“To live a life creative life, we must lose our fear of being wrong.” Joseph Chilton Pearce
What would you and I do if we knew we could not fail? Have you, too, heard that question? It has never seemed quite right to me. I think the better, more audacious question is “What would we do if we knew we would be successful?”
If we knew, for example, that our abstract acrylic painting of a still life vase of flowers would qualify for a juried art show. If we knew we could play beautifully “Stairway to Heaven” despite our “status” as a novice musician. If you or I knew our blogs would be read, enjoyed and even be inspirational in the lives of others.
Would that prospect scare us silly? Or motivate us to make it happen? Would it make us think how grandiose and ridiculous our dreams are? Or smile at our future success?

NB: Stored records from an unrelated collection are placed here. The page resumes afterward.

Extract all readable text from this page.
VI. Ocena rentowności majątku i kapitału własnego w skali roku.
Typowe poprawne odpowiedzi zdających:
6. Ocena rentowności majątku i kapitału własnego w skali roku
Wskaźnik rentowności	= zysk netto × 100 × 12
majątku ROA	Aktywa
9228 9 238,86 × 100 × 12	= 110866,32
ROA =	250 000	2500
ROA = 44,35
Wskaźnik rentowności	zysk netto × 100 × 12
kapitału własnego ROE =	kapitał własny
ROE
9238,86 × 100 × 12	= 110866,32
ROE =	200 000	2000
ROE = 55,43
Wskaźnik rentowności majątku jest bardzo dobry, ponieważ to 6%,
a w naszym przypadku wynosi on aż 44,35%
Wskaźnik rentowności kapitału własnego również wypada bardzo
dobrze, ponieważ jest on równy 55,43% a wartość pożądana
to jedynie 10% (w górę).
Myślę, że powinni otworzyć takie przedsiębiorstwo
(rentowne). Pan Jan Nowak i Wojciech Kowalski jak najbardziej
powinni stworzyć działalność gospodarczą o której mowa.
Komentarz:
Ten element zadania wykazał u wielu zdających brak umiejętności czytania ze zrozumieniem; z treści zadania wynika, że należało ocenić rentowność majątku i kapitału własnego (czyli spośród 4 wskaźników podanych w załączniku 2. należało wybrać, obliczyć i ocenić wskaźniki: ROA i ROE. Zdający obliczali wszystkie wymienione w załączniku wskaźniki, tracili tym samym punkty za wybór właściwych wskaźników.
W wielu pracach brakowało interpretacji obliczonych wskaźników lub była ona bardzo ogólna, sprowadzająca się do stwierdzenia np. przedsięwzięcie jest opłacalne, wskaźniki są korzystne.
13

Since I was a small child, I have loved to read words, write words and study words. I have felt intimate kinship with an author as she describes the taste of her grandmother’s homemade biscuits or when her description of her home place conjures deep memories of an old white house in the country where I played with my sister and cousins.
I have loved adjectives and adverbs and phrases in books that I carefully highlight in yellow because the meaning for me is so visceral. I have loved writing in those precious moments when The Divine takes over, an hour flies by and suddenly, I have written something beautiful.
So why is it that I and, perhaps you, don’t assign our creative pursuits a place on our calendars like we do an office meeting or a dental appointment?
Today I give my Inner Child permission full permission to create while I silence my Inner Editor’s negative talk, criticism and judgment. Instead, I’ll allow her to write meaningful prose and to paint a lovely abstract of a still life vase of flowers. I want to hear your rendition of Stairway to Heaven, read your childhood stories and marvel at your sculpture.
What does your playful and creative child want to do today? Enjoy her success!